第25話

24
1,056
2021/08/23 12:52






隣の部屋に通されて、ソファーに腰掛ける。




向かいには青宗とココ。





数年ぶりにこうやって話せるのだ。




喜んでもいいのかもしれないが、あくまで敵。










ココ「なんでお前東卍にいるんだ?」










張り詰めた空気を切り裂くようにココが口を開く。





言えない。




マイキーくんの呪いを祓うためなんて。





でも、今私が東卍にいる理由。




それは、呪いを祓うためだけではない。












あなた「入ったのは成り行きだけど…やっぱり楽しいから、かな。」







あなた「逆に聞くけど、なんで2人は黒龍に?」










青宗が黒龍を好きなのは知っている。




過去に聞いていた。




おれは真一郎くんの創った黒龍に入るんだ、と。




でも、青宗の入った時代の黒龍は青宗が好きな黒龍じゃなかったはずだ。









乾「俺達は、強い奴が好きだ。」









知っている。




でも、強さって喧嘩だけじゃない。




それを教えてくれたのは_______








あなた「アンタらのボスがのした、花垣武道って居たでしょ。喧嘩は弱いよ。私よりも。」








でも。










あなた「芯の強さだけは、誰にも負けないんじゃないかな。」









まっすぐと前だけを見つめている目。




青宗なら、アイツの目を見て何か感じるはずだ。








ココ「今、俺らが命を預けているのは、柴大寿だ。」




あなた「分かってる。でも、一回、ちゃんと花垣を見てみて欲しいんだ。今の黒龍は真一郎くんの創った黒龍とは違う。」




乾「そうだよ、今の黒龍は俺の憧れた黒龍じゃない。だから創り変えるんだ。」








無理だよ。




柴大寿は、そんな目的で黒龍をやっていない。










九井「お前は敵なんだ。今日お前を呼んだのは、東卍に居る理由を聞きたかっただけだ。」




乾「お前が東卍に居る理由と、俺らが黒龍に居る理由は全く違う。俺は黒龍を辞めねぇよ。」










黒龍を辞めろなんてことが言いたかったんじゃない。




ただ私は、2人がこれからも犯罪を犯し続けていくことが怖いだけだ。




黒龍がこの状態の限り、2人は犯罪から手を洗うことはできないだろう。





そんな思いも虚しく、三ツ谷くん達が帰るときに私も部屋を追い出されてしまった。

























千冬「結局、八戒は黒龍に行っちまうって話だな。

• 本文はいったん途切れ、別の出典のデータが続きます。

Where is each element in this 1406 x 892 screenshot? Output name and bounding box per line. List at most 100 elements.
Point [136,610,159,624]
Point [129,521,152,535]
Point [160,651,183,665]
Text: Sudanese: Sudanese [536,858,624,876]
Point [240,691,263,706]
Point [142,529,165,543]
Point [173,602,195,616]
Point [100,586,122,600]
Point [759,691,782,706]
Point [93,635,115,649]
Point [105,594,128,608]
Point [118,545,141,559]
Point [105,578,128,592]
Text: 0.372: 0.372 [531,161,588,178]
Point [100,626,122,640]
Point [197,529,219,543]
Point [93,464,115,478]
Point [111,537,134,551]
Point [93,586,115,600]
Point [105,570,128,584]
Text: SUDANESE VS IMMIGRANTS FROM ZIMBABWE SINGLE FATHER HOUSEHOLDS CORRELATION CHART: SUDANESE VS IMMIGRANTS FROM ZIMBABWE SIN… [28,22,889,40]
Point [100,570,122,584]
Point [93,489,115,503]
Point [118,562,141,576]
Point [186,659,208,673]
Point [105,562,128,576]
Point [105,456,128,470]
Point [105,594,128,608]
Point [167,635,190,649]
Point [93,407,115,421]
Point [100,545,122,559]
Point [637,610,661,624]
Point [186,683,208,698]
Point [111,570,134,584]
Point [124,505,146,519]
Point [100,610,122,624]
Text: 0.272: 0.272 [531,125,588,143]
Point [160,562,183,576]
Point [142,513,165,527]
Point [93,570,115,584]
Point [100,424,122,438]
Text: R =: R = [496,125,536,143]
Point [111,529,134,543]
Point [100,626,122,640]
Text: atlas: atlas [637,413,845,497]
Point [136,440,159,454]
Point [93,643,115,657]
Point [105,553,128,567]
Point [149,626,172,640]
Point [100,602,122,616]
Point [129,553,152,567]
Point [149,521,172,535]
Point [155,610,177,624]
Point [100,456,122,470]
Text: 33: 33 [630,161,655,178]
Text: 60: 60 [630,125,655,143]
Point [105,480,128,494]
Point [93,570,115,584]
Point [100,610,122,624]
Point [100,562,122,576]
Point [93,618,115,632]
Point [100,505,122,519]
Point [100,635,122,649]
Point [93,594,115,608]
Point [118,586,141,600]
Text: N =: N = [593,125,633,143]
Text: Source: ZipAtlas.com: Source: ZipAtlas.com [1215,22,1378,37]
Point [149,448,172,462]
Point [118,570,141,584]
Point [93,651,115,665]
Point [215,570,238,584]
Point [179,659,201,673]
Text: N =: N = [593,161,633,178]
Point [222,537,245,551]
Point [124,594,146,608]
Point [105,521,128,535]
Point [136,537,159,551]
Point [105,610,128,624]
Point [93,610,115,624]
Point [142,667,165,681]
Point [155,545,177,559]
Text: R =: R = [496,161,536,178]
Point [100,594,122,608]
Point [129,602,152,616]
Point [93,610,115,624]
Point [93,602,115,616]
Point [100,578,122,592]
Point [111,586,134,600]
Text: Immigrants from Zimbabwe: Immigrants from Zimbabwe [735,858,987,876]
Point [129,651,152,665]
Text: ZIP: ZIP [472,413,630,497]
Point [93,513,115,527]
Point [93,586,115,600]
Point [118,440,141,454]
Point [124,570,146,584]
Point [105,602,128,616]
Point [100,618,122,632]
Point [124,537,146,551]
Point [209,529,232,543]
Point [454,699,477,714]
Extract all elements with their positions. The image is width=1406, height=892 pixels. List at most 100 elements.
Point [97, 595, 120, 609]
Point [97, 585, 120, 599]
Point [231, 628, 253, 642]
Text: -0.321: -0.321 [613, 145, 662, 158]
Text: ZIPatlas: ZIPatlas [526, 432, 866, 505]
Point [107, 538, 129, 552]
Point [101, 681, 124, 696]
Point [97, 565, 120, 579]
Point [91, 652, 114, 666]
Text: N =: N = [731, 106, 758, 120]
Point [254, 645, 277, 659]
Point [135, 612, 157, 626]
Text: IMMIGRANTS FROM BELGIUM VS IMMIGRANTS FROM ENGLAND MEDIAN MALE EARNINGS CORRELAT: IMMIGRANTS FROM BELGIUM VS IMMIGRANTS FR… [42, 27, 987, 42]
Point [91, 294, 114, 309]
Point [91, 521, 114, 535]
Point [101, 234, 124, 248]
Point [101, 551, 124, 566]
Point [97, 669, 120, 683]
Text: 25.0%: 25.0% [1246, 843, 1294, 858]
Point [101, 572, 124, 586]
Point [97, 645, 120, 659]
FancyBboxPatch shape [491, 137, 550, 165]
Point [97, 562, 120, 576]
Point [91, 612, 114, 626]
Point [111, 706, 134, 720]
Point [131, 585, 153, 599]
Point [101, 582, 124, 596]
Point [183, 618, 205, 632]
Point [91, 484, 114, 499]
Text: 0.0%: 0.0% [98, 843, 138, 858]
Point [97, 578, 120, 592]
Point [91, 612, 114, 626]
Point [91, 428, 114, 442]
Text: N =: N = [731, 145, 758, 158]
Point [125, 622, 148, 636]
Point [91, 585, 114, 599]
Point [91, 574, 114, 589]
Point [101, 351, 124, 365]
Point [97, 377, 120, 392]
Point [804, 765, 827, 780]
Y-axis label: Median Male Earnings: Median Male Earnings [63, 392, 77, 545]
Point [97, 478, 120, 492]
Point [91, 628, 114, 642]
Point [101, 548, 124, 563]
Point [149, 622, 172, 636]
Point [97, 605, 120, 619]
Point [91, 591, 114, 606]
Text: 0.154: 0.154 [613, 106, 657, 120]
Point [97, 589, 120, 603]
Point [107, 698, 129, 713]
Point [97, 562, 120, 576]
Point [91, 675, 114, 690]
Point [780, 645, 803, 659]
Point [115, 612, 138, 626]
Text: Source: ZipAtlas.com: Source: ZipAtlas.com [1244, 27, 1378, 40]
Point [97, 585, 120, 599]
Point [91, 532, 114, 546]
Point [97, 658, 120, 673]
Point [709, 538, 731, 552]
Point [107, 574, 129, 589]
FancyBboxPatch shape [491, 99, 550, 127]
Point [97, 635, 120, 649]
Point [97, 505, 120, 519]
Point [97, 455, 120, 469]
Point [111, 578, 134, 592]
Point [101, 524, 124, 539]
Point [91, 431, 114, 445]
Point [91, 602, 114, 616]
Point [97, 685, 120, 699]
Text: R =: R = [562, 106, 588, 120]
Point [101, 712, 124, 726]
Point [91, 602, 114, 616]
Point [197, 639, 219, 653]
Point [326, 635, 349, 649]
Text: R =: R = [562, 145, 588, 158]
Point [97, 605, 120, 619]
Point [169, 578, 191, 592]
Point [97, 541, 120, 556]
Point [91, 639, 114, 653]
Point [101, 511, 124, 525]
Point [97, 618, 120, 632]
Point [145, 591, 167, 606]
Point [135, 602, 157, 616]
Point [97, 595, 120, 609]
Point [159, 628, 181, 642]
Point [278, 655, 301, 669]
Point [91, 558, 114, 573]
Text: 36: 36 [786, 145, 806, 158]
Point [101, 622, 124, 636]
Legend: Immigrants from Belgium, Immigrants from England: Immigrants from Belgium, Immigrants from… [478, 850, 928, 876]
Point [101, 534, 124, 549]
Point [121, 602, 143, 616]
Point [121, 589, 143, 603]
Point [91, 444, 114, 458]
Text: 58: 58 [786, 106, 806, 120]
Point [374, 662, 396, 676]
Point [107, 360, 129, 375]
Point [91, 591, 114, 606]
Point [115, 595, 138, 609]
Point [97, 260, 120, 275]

」








幹部会とさっきの話し合いの結果は聞いた。





家庭の事情に、私達は深く入り込めない。




私の家庭だって、決して恵まれている訳ではない。




高専のみんなだって、複雑な家系の人がほとんどだ。




自分の立場に苦しめられている人も多い。














三ツ谷「生まれた環境を憎むな。」









この言葉は、私の胸に大きく響いた。